Another problem which may be associated with replacement heart valves with small lumens relates to formation of thrombus and thromboembolism. Thrombus and thromboembolism are known complications of mechanical heart valves and can result in serious disability or death. To help prevent these complications, a common treatment involves life-long anticoagulant therapy. However, anticoagulant therapy itself leads to an increased risk of anticoagulant-related hemorrhage.

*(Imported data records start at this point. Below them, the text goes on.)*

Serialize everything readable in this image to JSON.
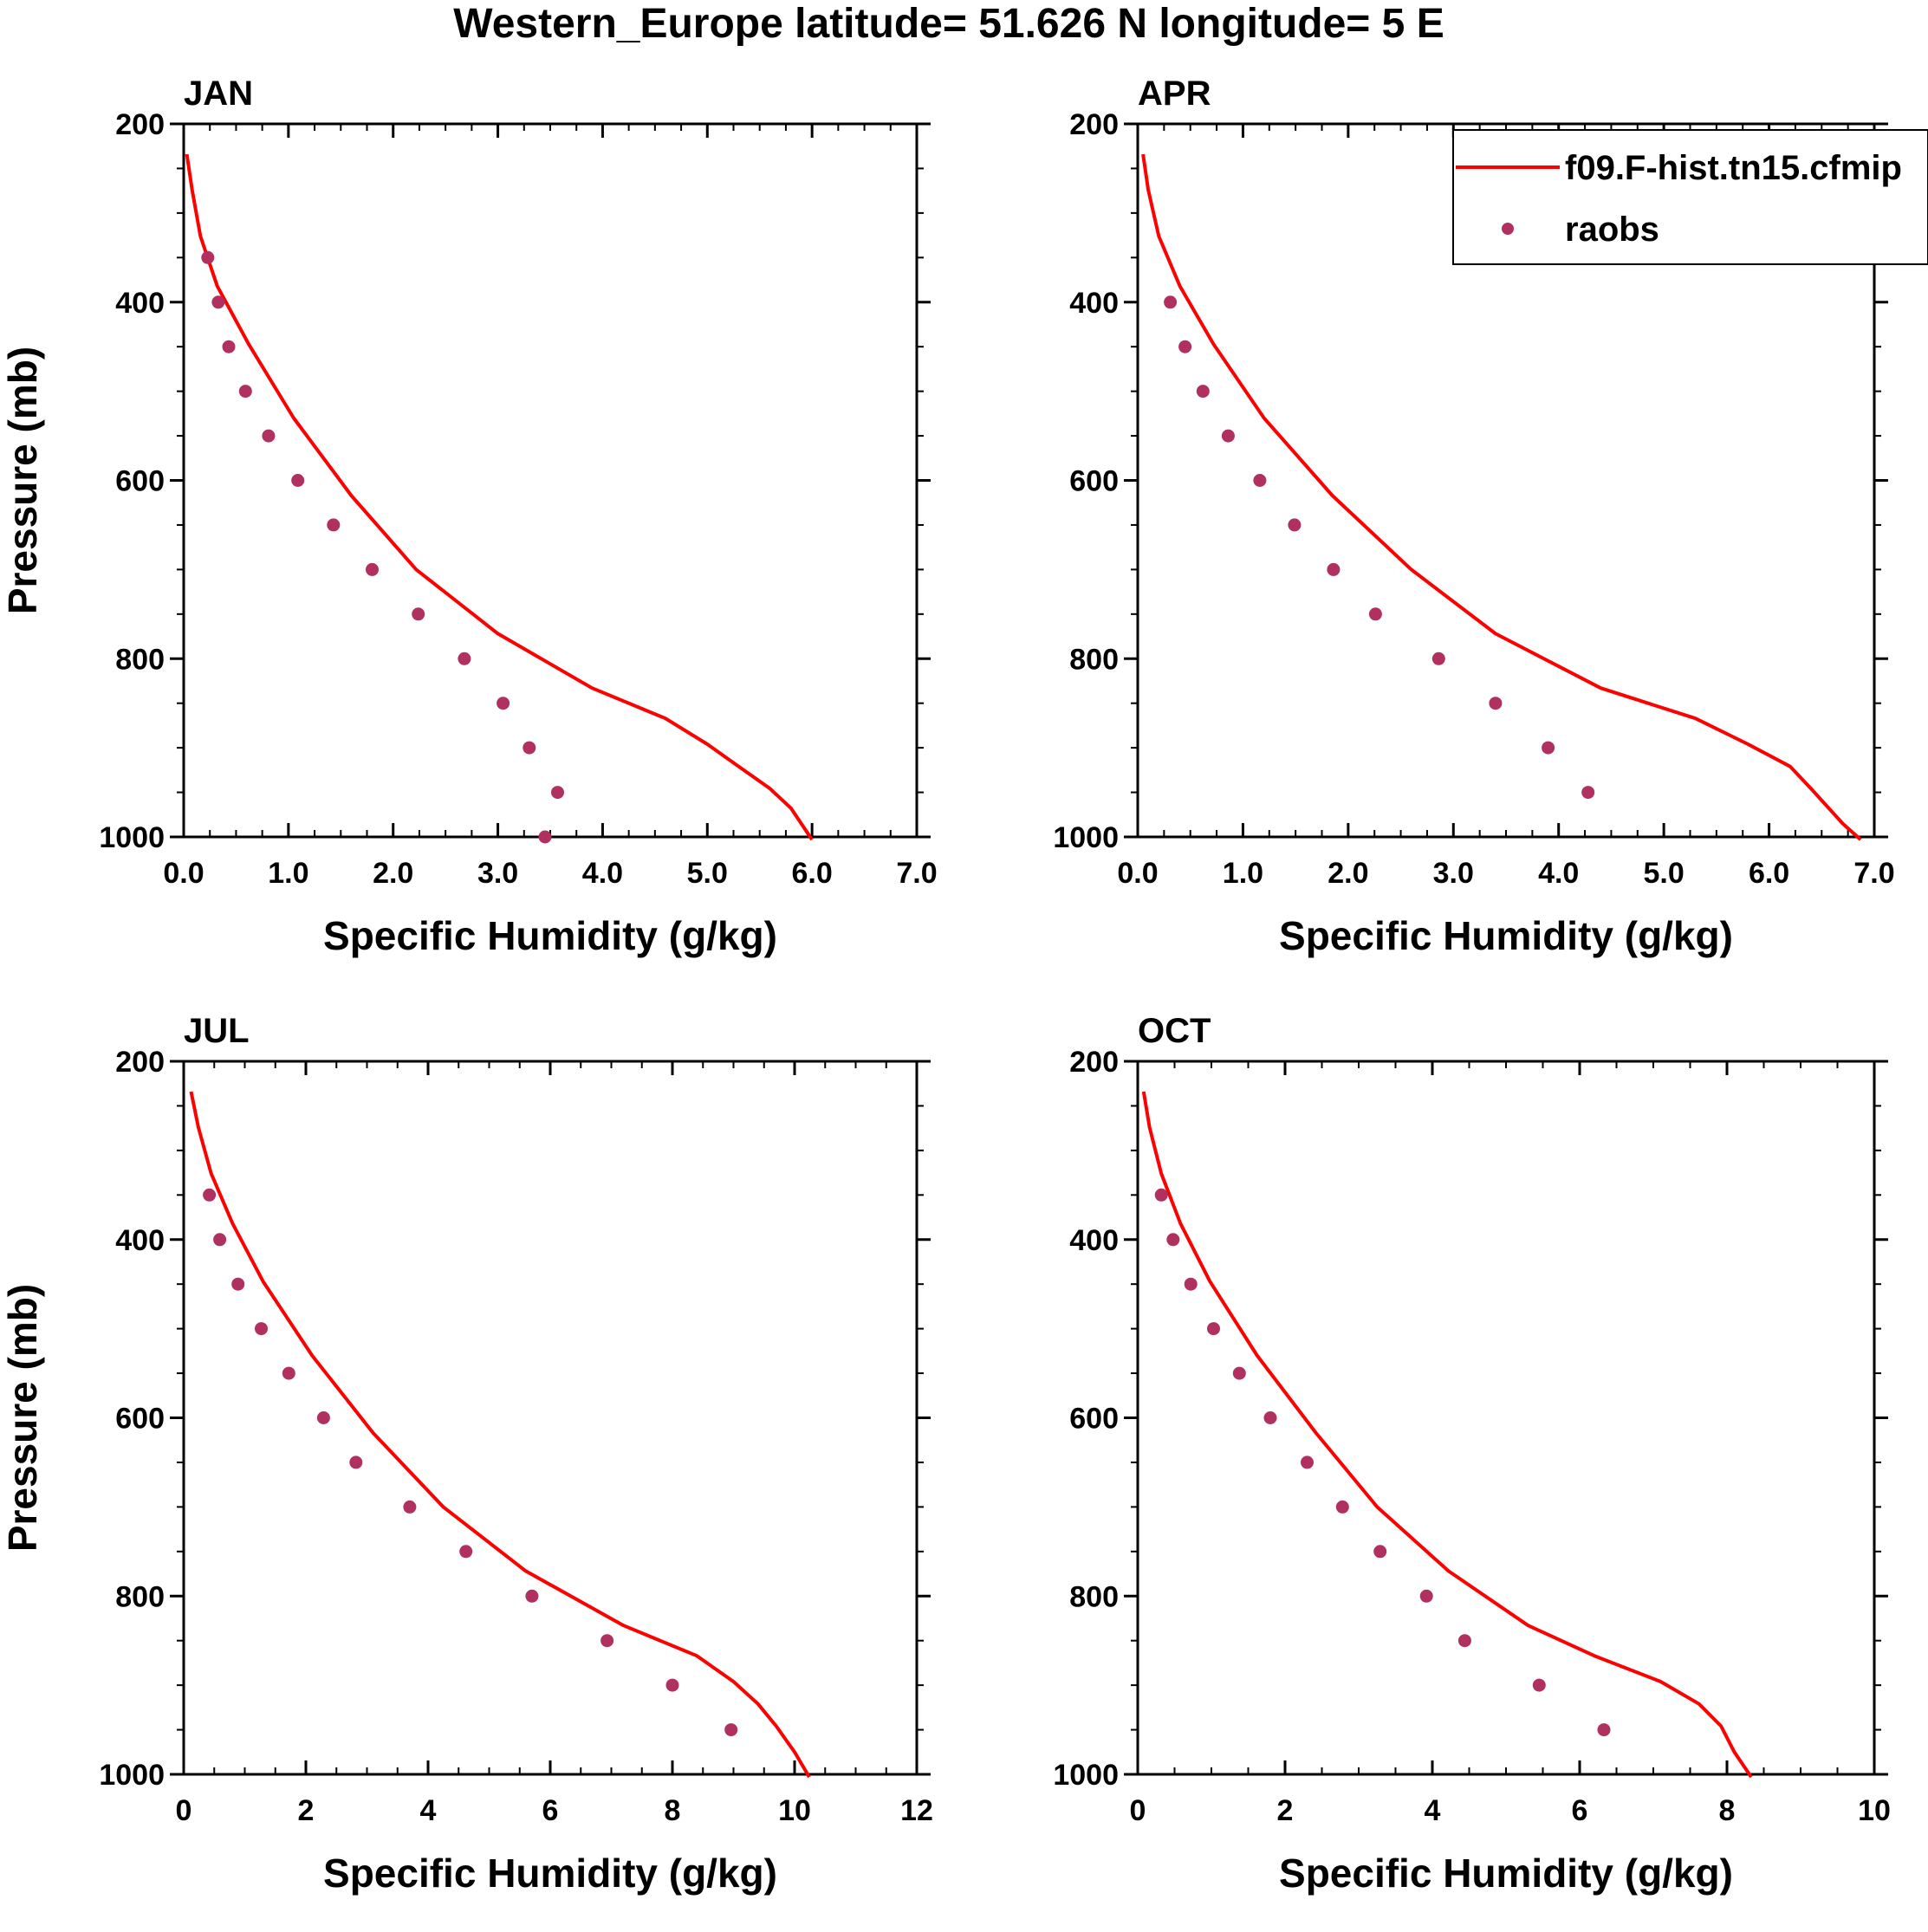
{
  "title": "Western_Europe  latitude= 51.626 N longitude= 5 E",
  "colors": {
    "model": "#ff0000",
    "obs": "#b03060",
    "axis": "#000000"
  },
  "legend": [
    {
      "label": "f09.F-hist.tn15.cfmip",
      "kind": "line",
      "color": "#ff0000"
    },
    {
      "label": "raobs",
      "kind": "marker",
      "color": "#b03060"
    }
  ],
  "chart_data": [
    {
      "type": "line+scatter",
      "panel": "JAN",
      "xlabel": "Specific Humidity (g/kg)",
      "ylabel": "Pressure (mb)",
      "xlim": [
        0,
        7
      ],
      "ylim": [
        200,
        1000
      ],
      "y_reversed": true,
      "xticks": [
        0,
        1,
        2,
        3,
        4,
        5,
        6,
        7
      ],
      "xtick_labels": [
        "0.0",
        "1.0",
        "2.0",
        "3.0",
        "4.0",
        "5.0",
        "6.0",
        "7.0"
      ],
      "yticks": [
        200,
        400,
        600,
        800,
        1000
      ],
      "ytick_labels": [
        "200",
        "400",
        "600",
        "800",
        "1000"
      ],
      "series": [
        {
          "name": "f09.F-hist.tn15.cfmip",
          "kind": "line",
          "points": [
            [
              0.03,
              234
            ],
            [
              0.08,
              274
            ],
            [
              0.16,
              326
            ],
            [
              0.32,
              382
            ],
            [
              0.62,
              447
            ],
            [
              1.05,
              530
            ],
            [
              1.6,
              617
            ],
            [
              2.22,
              700
            ],
            [
              3.0,
              772
            ],
            [
              3.9,
              833
            ],
            [
              4.6,
              867
            ],
            [
              5.0,
              896
            ],
            [
              5.3,
              921
            ],
            [
              5.6,
              946
            ],
            [
              5.8,
              968
            ],
            [
              6.0,
              1003
            ]
          ]
        },
        {
          "name": "raobs",
          "kind": "scatter",
          "points": [
            [
              0.23,
              350
            ],
            [
              0.33,
              400
            ],
            [
              0.43,
              450
            ],
            [
              0.59,
              500
            ],
            [
              0.81,
              550
            ],
            [
              1.09,
              600
            ],
            [
              1.43,
              650
            ],
            [
              1.8,
              700
            ],
            [
              2.24,
              750
            ],
            [
              2.68,
              800
            ],
            [
              3.05,
              850
            ],
            [
              3.3,
              900
            ],
            [
              3.57,
              950
            ],
            [
              3.45,
              1000
            ]
          ]
        }
      ]
    },
    {
      "type": "line+scatter",
      "panel": "APR",
      "xlabel": "Specific Humidity (g/kg)",
      "ylabel": "",
      "xlim": [
        0,
        7
      ],
      "ylim": [
        200,
        1000
      ],
      "y_reversed": true,
      "xticks": [
        0,
        1,
        2,
        3,
        4,
        5,
        6,
        7
      ],
      "xtick_labels": [
        "0.0",
        "1.0",
        "2.0",
        "3.0",
        "4.0",
        "5.0",
        "6.0",
        "7.0"
      ],
      "yticks": [
        200,
        400,
        600,
        800,
        1000
      ],
      "ytick_labels": [
        "200",
        "400",
        "600",
        "800",
        "1000"
      ],
      "series": [
        {
          "name": "f09.F-hist.tn15.cfmip",
          "kind": "line",
          "points": [
            [
              0.05,
              234
            ],
            [
              0.1,
              274
            ],
            [
              0.2,
              326
            ],
            [
              0.4,
              382
            ],
            [
              0.72,
              447
            ],
            [
              1.2,
              530
            ],
            [
              1.85,
              617
            ],
            [
              2.6,
              700
            ],
            [
              3.4,
              772
            ],
            [
              4.4,
              833
            ],
            [
              5.3,
              867
            ],
            [
              5.8,
              896
            ],
            [
              6.2,
              921
            ],
            [
              6.4,
              946
            ],
            [
              6.7,
              985
            ],
            [
              6.87,
              1003
            ]
          ]
        },
        {
          "name": "raobs",
          "kind": "scatter",
          "points": [
            [
              0.31,
              400
            ],
            [
              0.45,
              450
            ],
            [
              0.62,
              500
            ],
            [
              0.86,
              550
            ],
            [
              1.16,
              600
            ],
            [
              1.49,
              650
            ],
            [
              1.86,
              700
            ],
            [
              2.26,
              750
            ],
            [
              2.86,
              800
            ],
            [
              3.4,
              850
            ],
            [
              3.9,
              900
            ],
            [
              4.28,
              950
            ]
          ]
        }
      ]
    },
    {
      "type": "line+scatter",
      "panel": "JUL",
      "xlabel": "Specific Humidity (g/kg)",
      "ylabel": "Pressure (mb)",
      "xlim": [
        0,
        12
      ],
      "ylim": [
        200,
        1000
      ],
      "y_reversed": true,
      "xticks": [
        0,
        2,
        4,
        6,
        8,
        10,
        12
      ],
      "xtick_labels": [
        "0",
        "2",
        "4",
        "6",
        "8",
        "10",
        "12"
      ],
      "yticks": [
        200,
        400,
        600,
        800,
        1000
      ],
      "ytick_labels": [
        "200",
        "400",
        "600",
        "800",
        "1000"
      ],
      "series": [
        {
          "name": "f09.F-hist.tn15.cfmip",
          "kind": "line",
          "points": [
            [
              0.12,
              234
            ],
            [
              0.24,
              274
            ],
            [
              0.45,
              326
            ],
            [
              0.8,
              382
            ],
            [
              1.3,
              447
            ],
            [
              2.1,
              530
            ],
            [
              3.1,
              617
            ],
            [
              4.25,
              700
            ],
            [
              5.6,
              772
            ],
            [
              7.2,
              833
            ],
            [
              8.4,
              867
            ],
            [
              9.0,
              896
            ],
            [
              9.4,
              921
            ],
            [
              9.7,
              946
            ],
            [
              10.0,
              975
            ],
            [
              10.24,
              1003
            ]
          ]
        },
        {
          "name": "raobs",
          "kind": "scatter",
          "points": [
            [
              0.42,
              350
            ],
            [
              0.59,
              400
            ],
            [
              0.89,
              450
            ],
            [
              1.27,
              500
            ],
            [
              1.72,
              550
            ],
            [
              2.29,
              600
            ],
            [
              2.82,
              650
            ],
            [
              3.7,
              700
            ],
            [
              4.62,
              750
            ],
            [
              5.7,
              800
            ],
            [
              6.93,
              850
            ],
            [
              8.0,
              900
            ],
            [
              8.96,
              950
            ]
          ]
        }
      ]
    },
    {
      "type": "line+scatter",
      "panel": "OCT",
      "xlabel": "Specific Humidity (g/kg)",
      "ylabel": "",
      "xlim": [
        0,
        10
      ],
      "ylim": [
        200,
        1000
      ],
      "y_reversed": true,
      "xticks": [
        0,
        2,
        4,
        6,
        8,
        10
      ],
      "xtick_labels": [
        "0",
        "2",
        "4",
        "6",
        "8",
        "10"
      ],
      "yticks": [
        200,
        400,
        600,
        800,
        1000
      ],
      "ytick_labels": [
        "200",
        "400",
        "600",
        "800",
        "1000"
      ],
      "series": [
        {
          "name": "f09.F-hist.tn15.cfmip",
          "kind": "line",
          "points": [
            [
              0.08,
              234
            ],
            [
              0.16,
              274
            ],
            [
              0.32,
              326
            ],
            [
              0.58,
              382
            ],
            [
              0.98,
              447
            ],
            [
              1.62,
              530
            ],
            [
              2.42,
              617
            ],
            [
              3.25,
              700
            ],
            [
              4.22,
              772
            ],
            [
              5.3,
              833
            ],
            [
              6.2,
              867
            ],
            [
              7.1,
              896
            ],
            [
              7.62,
              921
            ],
            [
              7.92,
              946
            ],
            [
              8.1,
              975
            ],
            [
              8.33,
              1003
            ]
          ]
        },
        {
          "name": "raobs",
          "kind": "scatter",
          "points": [
            [
              0.32,
              350
            ],
            [
              0.48,
              400
            ],
            [
              0.72,
              450
            ],
            [
              1.03,
              500
            ],
            [
              1.38,
              550
            ],
            [
              1.8,
              600
            ],
            [
              2.3,
              650
            ],
            [
              2.78,
              700
            ],
            [
              3.29,
              750
            ],
            [
              3.92,
              800
            ],
            [
              4.44,
              850
            ],
            [
              5.45,
              900
            ],
            [
              6.33,
              950
            ]
          ]
        }
      ]
    }
  ]
}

Factors which influence the risk of thrombus and thromboembolism formation for mechanical heart valve patients include the nonphysiological surfaces and blood flow introduced by mechanical valves. Further, typical mechanical heart valves subject the blood to high shear stress, largely because the relatively small lumens of such valves tend to produce high velocity forward flow as the heart strives to maintain adequate cardiac output. Since the blood flow velocity immediately adjacent to the walls of the valve lumen and the occluders must be zero, large velocity gradients are generated during forward flow as a consequence of the high mean velocity. The shear stresses are proportional to the velocity gradients. High shear stresses are known to activate blood platelets and damage red blood cells. Such damaged red blood cells release a biochemical agent, adenosine 5'-diphosphate (ADP), which further activates platelets. The activated platelets have the potential to be deposited on the valve or downstream from the valve and to aggregate into thrombi. Furthermore, the activated platelets and the released biochemical agents initiate a coagulation cascade. Therefore, valves with mean forward flow velocities and peak shear stresses which are lower than prior art valves would be beneficial to patients.